Los leños colorean con fuego sus arrugados rostros al caer la noche; múltiples ojos chispean concéntricos un solo sueño, una esperanza, un deseo. Corazones como tambores resuenan al ritmo de sus mentes; sumidas en un vuelo humeante como mariposas nocturnas estrellándose contra el vidrioso velo de su desaliento. Las llamas esculpen la historia en sus largas cabelleras; trenzando sus demonios con sus espirituales ancestros, y convocándolos al rito de sus etéreas plegarias, hasta hoy dormidas en la madera quemada.
El más anciano se encuentra sentado con sus piernas cruzadas y la mente en suspenso sobre sus cabezas, que sienten su aura candorosa y quieta, como el tenue brillo del lago y la luna besándose a oscuras de miradas discretas.
La tribu presiente en un solo suspiro que las épocas tristes se irán desvaneciendo, con solo ver la hoguera alimentando sus almas y acelerando su pulso en el fragor de la danza. Las llamas chispean su alegría ignifuga desafiando su aliento de inocente osadía, creyendo en un sueño de hambruna y miseria; bailando su pena de lluvias sin trigo, de humo sin fuego y de dolor sin llanto.

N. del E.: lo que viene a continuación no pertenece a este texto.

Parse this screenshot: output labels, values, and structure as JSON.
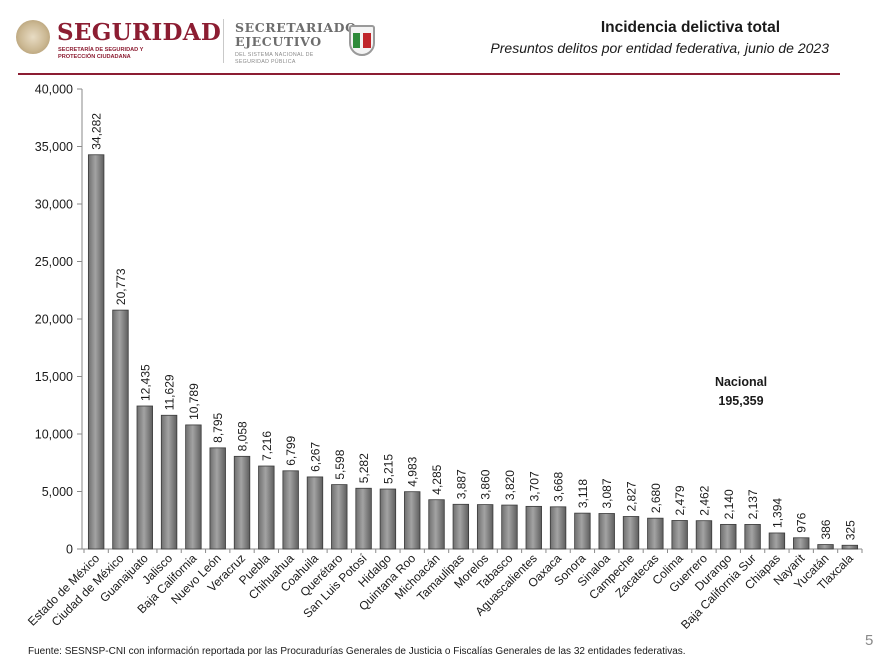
{
  "header": {
    "brand_title": "SEGURIDAD",
    "brand_subtitle": "SECRETARÍA DE SEGURIDAD Y PROTECCIÓN CIUDADANA",
    "sesnsp_line1": "SECRETARIADO",
    "sesnsp_line2": "EJECUTIVO",
    "sesnsp_subtitle": "DEL SISTEMA NACIONAL DE SEGURIDAD PÚBLICA",
    "title": "Incidencia delictiva total",
    "subtitle": "Presuntos delitos por entidad federativa, junio de 2023"
  },
  "colors": {
    "brand": "#8c1d32",
    "bar_fill": "#8c8c8c",
    "bar_edge": "#3a3a3a",
    "axis": "#8a8a8a"
  },
  "chart_data": {
    "type": "bar",
    "title": "Incidencia delictiva total",
    "subtitle": "Presuntos delitos por entidad federativa, junio de 2023",
    "xlabel": "",
    "ylabel": "",
    "ylim": [
      0,
      40000
    ],
    "yticks": [
      0,
      5000,
      10000,
      15000,
      20000,
      25000,
      30000,
      35000,
      40000
    ],
    "ytick_labels": [
      "0",
      "5,000",
      "10,000",
      "15,000",
      "20,000",
      "25,000",
      "30,000",
      "35,000",
      "40,000"
    ],
    "grid": false,
    "categories": [
      "Estado de México",
      "Ciudad de México",
      "Guanajuato",
      "Jalisco",
      "Baja California",
      "Nuevo León",
      "Veracruz",
      "Puebla",
      "Chihuahua",
      "Coahuila",
      "Querétaro",
      "San Luis Potosí",
      "Hidalgo",
      "Quintana Roo",
      "Michoacán",
      "Tamaulipas",
      "Morelos",
      "Tabasco",
      "Aguascalientes",
      "Oaxaca",
      "Sonora",
      "Sinaloa",
      "Campeche",
      "Zacatecas",
      "Colima",
      "Guerrero",
      "Durango",
      "Baja California Sur",
      "Chiapas",
      "Nayarit",
      "Yucatán",
      "Tlaxcala"
    ],
    "values": [
      34282,
      20773,
      12435,
      11629,
      10789,
      8795,
      8058,
      7216,
      6799,
      6267,
      5598,
      5282,
      5215,
      4983,
      4285,
      3887,
      3860,
      3820,
      3707,
      3668,
      3118,
      3087,
      2827,
      2680,
      2479,
      2462,
      2140,
      2137,
      1394,
      976,
      386,
      325
    ],
    "value_labels": [
      "34,282",
      "20,773",
      "12,435",
      "11,629",
      "10,789",
      "8,795",
      "8,058",
      "7,216",
      "6,799",
      "6,267",
      "5,598",
      "5,282",
      "5,215",
      "4,983",
      "4,285",
      "3,887",
      "3,860",
      "3,820",
      "3,707",
      "3,668",
      "3,118",
      "3,087",
      "2,827",
      "2,680",
      "2,479",
      "2,462",
      "2,140",
      "2,137",
      "1,394",
      "976",
      "386",
      "325"
    ],
    "annotation": {
      "label": "Nacional",
      "value": "195,359"
    }
  },
  "footer": {
    "source": "Fuente: SESNSP-CNI con información reportada por las Procuradurías Generales de Justicia o Fiscalías Generales de las 32 entidades federativas.",
    "page_number": "5"
  }
}
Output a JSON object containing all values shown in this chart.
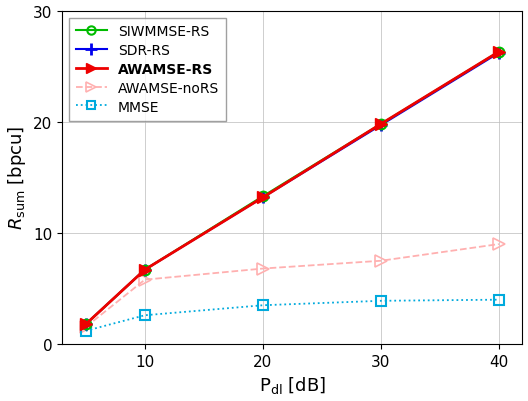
{
  "x": [
    5,
    10,
    20,
    30,
    40
  ],
  "SIWMMSE_RS": [
    1.8,
    6.7,
    13.3,
    19.8,
    26.3
  ],
  "SDR_RS": [
    1.8,
    6.7,
    13.2,
    19.7,
    26.2
  ],
  "AWAMSE_RS": [
    1.8,
    6.7,
    13.2,
    19.8,
    26.3
  ],
  "AWAMSE_noRS": [
    1.55,
    5.8,
    6.8,
    7.5,
    9.0
  ],
  "MMSE": [
    1.2,
    2.6,
    3.5,
    3.9,
    4.0
  ],
  "colors": {
    "SIWMMSE_RS": "#00bb00",
    "SDR_RS": "#0000ee",
    "AWAMSE_RS": "#ee0000",
    "AWAMSE_noRS": "#ffb0b0",
    "MMSE": "#00aadd"
  },
  "xlabel": "$\\mathrm{P_{dl}}$ [dB]",
  "ylabel": "$R_{\\mathrm{sum}}$ [bpcu]",
  "xlim": [
    3,
    42
  ],
  "ylim": [
    0,
    30
  ],
  "xticks": [
    10,
    20,
    30,
    40
  ],
  "yticks": [
    0,
    10,
    20,
    30
  ]
}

Con fe en la memoria de sus antepasados, que vivieron del bosque y de sus riquezas; alimentando el suelo con sangre y su carne, se lanzan en busca del precioso tesoro, de cazar su dieta con arcos y flechas.
Pero el monte ahora es otro, y ya no se oye en la noche, ni el ave en vigilia ni la presa asustada, porque durante el día, cuando nada duerme, se escuchan las sierras que talan su alma.